The Right to Counsel

Whatever previously may have been recognized as constituting the elements of procedural due process in criminal cases, it was not until 1932[816] that the Supreme Court acknowledged that the right "to have the assistance of counsel for * * * [one's] defense," guaranteed as against the National Government by the Sixth Amendment, was of such fundamental character as to be embodied in the concept of due process of law as set forth in the Fourteenth Amendment. Later in 1937, it effected this incorporation by way of expansion of the term, "liberty," rather than, "due process," and conceded that the right to counsel was "implicit in the concept of ordered liberty."[817]

For want of adequate enjoyment of the right to counsel, the Court, in Powell v. Alabama,[818] overturned the conviction of Negroes who had received sentences of death for rape, and asserted that, at least in capital cases, where the defendant is unable to employ counsel and is incapable adequately of making his own defense because of ignorance, illiteracy, or the like, it is the duty of the court, whether requested or not, to assign counsel for him as a necessary requisite of due process of Law. The duty is not discharged by an assignment at such time or under such circumstances as to preclude the giving of effective aid in preparation and trial of the case. Under certain circumstances (e.g., ignorance and illiteracy of defendants, their youth, public hostility, imprisonment and close surveillance by military forces, fact that friends and families are in other States, and that they stand in deadly peril of their lives), the necessity of counsel is so vital and imperative that the failure of a trial court to make an effective appointment of counsel is a denial of due process of law.[819]

By its explicit refusal in Powell v.

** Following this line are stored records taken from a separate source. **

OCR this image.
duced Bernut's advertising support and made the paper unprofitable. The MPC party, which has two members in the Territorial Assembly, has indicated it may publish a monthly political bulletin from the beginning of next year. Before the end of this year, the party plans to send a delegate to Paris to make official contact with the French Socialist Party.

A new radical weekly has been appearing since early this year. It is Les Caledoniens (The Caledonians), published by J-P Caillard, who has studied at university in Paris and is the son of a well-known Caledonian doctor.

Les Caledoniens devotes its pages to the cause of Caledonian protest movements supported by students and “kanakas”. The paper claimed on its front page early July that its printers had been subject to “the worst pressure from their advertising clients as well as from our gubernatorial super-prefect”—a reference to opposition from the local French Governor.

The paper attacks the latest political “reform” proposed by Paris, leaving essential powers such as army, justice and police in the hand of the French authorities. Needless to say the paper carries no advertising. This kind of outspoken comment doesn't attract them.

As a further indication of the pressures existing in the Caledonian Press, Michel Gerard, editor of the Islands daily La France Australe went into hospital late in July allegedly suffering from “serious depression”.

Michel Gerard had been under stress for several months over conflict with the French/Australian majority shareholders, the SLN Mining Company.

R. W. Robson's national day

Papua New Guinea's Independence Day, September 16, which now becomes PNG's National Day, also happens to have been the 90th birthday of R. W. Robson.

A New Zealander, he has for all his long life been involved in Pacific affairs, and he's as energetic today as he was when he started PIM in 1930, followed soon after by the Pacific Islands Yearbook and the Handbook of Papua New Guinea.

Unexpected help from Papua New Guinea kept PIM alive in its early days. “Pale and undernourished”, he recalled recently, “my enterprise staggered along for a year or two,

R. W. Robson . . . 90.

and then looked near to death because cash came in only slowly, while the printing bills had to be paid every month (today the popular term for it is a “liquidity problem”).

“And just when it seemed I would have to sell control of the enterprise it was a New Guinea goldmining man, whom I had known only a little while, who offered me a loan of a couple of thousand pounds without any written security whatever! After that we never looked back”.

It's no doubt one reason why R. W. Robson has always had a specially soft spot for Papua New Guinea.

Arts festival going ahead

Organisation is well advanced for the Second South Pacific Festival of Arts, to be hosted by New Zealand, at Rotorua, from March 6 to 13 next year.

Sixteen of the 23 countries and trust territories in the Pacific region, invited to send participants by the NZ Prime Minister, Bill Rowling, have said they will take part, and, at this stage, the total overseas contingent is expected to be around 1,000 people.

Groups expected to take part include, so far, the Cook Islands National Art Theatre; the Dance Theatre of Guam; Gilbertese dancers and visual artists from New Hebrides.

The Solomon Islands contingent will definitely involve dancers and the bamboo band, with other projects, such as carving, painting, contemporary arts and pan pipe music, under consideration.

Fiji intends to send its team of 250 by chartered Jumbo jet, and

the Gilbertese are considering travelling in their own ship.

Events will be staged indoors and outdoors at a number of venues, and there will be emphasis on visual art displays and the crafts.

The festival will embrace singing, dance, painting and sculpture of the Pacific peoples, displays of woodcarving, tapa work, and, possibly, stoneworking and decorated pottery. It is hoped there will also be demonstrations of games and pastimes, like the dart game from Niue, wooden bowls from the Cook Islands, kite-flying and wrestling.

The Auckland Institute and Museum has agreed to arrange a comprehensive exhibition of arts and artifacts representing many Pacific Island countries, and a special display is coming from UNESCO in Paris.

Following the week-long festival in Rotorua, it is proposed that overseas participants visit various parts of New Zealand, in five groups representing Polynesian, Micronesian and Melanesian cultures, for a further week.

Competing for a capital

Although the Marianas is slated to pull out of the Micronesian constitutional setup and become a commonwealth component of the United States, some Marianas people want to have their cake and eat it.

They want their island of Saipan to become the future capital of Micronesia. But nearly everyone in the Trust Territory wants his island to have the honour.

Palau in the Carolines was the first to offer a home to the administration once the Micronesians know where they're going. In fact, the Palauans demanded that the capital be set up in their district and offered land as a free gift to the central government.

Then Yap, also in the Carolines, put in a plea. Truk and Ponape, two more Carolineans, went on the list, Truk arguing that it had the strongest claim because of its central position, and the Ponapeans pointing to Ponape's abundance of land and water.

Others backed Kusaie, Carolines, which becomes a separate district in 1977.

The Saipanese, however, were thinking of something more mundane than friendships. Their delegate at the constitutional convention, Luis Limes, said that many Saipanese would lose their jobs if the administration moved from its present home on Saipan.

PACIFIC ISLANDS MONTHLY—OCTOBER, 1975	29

Alabama to consider whether denial of counsel in criminal prosecutions for less than capital offenses or under other circumstances[820] was equally violative of the due process clause, the Court left undefined the measure of the protection available to defendants; and its first two pertinent decisions rendered thereafter, contributed virtually nothing to correct that deficiency. In Avery v. Alabama,[821] a State trial court was sustained in its refusal to continue a murder case upon request of defense counsel appointed by said court only three days before the trial, who contended that they had not had sufficient time to prepare a defense, and in its subsequent rejection of a motion for a new trial which was grounded in part on the contention that the denial of the continuance was a deprivation of the prisoner's rights under the Fourteenth Amendment. Apart from an admission that "where denial of the constitutional right to assistance of counsel is asserted, its peculiar sacredness demands that we scrupulously review the record," a unanimous Court proffered only the following vague appraisal of the application of the Fourteenth Amendment: "In determining whether petitioner has been denied his constitutional right * * *, we must remember that the Fourteenth Amendment does not limit the power of the States to try and deal with crimes committed within their borders, and was not intended to bring to the test of a decision of this Court every ruling made in the course of a State trial. Consistently with the preservation of constitutional balance between State and federal sovereignty, this Court must respect and is reluctant to interfere with the States' determination of local social policy."[822] One year later, the Court made another inconclusive observation in Smith v. O'Grady,[823] in which it stated that if true, allegations in a petition for habeas corpus showing that the petitioner, although an uneducated man and without prior experience in court, was tricked into pleading guilty to a serious crime of burglary, and was tried without the requested aid of counsel would void the judgment under which he was imprisoned.